The proposed exterior screen and canopy seeks to unify the different character of the former additions, shelter an outdoor dining patio, act as an entry threshold, provide a strong urban edge at the sidewalk, and act as a transitional element between the commercial and residential zones. Inside, we used a similar strategy of screens to mask the various soffit heights and light fixtures accrued over the course of several previous renovations. These screens also serve as orientation devices through the contorted hallways.
[Project designed with Drawing Dept]
This proposal for a multi-disciplinary earth sciences field station is a joint project between the University of Cincinnati and the Hamilton County Park District. Containing research, laboratory, and classroom facilities for archaeology, geography, geology, biology, and earth sciences this building will be built in multiple stages over the next several years. The site requires balancing existing Shaker farm structures and historical foundation remnants with a restored wetland and existing agricultural uses.
The proposed scheme is more an elaborate screen porch than high-tech laboratory. A thickened spine of structure defines the boundary between laboratory rooms and the porch corridor. This thickened structure holds the technical needs including lab ventilation, archive storage, sinks and plumbing, natural daylighting, and exhibit areas.
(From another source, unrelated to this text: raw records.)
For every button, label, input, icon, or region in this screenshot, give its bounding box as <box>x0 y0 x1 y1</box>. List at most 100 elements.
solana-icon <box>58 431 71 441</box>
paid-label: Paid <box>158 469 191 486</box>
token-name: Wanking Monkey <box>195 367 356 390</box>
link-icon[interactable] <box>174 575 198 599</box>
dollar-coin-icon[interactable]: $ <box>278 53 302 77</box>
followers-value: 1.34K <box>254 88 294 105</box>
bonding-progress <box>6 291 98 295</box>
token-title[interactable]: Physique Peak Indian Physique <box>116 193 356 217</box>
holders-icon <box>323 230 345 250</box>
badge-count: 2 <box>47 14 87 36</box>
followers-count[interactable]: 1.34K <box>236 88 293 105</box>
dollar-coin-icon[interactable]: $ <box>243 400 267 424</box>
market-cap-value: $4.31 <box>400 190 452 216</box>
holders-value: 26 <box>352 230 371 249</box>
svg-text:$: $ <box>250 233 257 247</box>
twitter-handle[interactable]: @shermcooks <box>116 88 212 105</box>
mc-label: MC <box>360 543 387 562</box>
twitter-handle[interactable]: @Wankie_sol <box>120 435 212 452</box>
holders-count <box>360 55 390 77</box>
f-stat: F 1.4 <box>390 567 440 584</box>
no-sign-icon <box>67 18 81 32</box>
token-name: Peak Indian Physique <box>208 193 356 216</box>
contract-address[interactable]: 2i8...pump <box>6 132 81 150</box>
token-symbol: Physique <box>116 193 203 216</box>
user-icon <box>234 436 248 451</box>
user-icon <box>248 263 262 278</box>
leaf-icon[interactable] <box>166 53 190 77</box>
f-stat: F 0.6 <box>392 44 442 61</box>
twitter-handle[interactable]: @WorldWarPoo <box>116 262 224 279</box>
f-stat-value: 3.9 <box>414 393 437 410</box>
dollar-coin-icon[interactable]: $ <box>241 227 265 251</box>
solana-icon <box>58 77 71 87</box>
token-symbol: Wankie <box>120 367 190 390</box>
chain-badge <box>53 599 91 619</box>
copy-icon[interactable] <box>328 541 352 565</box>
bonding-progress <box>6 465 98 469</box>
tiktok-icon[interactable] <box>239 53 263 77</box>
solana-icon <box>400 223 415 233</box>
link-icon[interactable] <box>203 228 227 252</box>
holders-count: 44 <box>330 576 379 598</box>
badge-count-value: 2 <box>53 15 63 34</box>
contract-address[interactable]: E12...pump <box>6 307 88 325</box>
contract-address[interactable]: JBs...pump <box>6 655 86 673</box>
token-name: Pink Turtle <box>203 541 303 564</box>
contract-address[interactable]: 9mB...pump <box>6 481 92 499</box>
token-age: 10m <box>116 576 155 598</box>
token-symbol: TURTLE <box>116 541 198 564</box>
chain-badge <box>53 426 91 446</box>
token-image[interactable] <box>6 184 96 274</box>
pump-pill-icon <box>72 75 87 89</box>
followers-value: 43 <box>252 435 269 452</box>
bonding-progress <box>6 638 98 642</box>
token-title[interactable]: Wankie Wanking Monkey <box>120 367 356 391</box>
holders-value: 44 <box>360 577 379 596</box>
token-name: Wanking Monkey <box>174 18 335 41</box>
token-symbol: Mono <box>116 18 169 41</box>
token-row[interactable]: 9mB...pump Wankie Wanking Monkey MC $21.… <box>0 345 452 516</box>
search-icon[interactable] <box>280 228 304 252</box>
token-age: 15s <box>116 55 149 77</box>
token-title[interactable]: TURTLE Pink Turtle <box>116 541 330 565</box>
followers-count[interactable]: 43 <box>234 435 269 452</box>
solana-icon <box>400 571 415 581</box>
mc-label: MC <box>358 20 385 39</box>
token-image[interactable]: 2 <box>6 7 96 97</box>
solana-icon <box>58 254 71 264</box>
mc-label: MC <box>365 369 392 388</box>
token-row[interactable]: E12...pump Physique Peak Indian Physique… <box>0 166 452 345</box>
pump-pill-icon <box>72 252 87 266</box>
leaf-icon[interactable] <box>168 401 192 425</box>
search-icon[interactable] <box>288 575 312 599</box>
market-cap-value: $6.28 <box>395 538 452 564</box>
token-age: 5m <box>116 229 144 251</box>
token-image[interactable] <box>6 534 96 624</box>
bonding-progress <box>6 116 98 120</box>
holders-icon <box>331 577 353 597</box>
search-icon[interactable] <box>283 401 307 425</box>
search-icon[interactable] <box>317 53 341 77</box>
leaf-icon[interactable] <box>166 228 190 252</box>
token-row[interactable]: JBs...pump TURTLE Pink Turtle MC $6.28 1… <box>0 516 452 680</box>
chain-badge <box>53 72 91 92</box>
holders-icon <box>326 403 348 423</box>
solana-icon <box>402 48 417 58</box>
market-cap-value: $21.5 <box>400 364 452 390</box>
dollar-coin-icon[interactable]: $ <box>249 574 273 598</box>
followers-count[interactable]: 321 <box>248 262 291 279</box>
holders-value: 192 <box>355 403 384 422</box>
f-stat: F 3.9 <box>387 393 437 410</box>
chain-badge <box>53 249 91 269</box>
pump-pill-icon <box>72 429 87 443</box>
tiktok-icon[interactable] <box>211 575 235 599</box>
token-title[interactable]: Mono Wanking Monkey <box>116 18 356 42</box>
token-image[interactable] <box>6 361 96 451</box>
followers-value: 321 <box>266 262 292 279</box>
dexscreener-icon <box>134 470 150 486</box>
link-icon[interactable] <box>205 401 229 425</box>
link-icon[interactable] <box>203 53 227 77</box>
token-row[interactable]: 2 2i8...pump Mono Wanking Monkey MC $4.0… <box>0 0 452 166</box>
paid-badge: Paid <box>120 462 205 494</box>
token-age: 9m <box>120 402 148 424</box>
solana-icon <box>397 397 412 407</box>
This addition consists of a new 2-car garage, family room, bathroom, and master bedroom suite. Striking views of the Little Miami River Valley conflict with the western solar orientation of this suburban Cincinnati site. We proposed vertical cedar fins to negotiate the view and the sun. These fins were absorbed from their role in solar performance into the structural plane of the faced. An intentionally ambiguous system: sometimes a fin is structural, sometimes for shading, sometimes a rain-screen, sometimes all or neither. Altogether the wood fins are subsumed into a rhythmic cladding which seeks to agitate perceptions of function and decoration.
Only 18 feet wide, this prototypical design proposes a plan for expansive modern living within the constraints of a tight urban lot. The location of windows relative to zones of movement and away from stationary parts of domestic life keeps the interior light-filled, private, and perceptually far larger than its 1800 square foot interior. The kitchen is located centrally and forms the heart of domestic life with adjacency to both the living area and family room (or an optional 4th bedroom).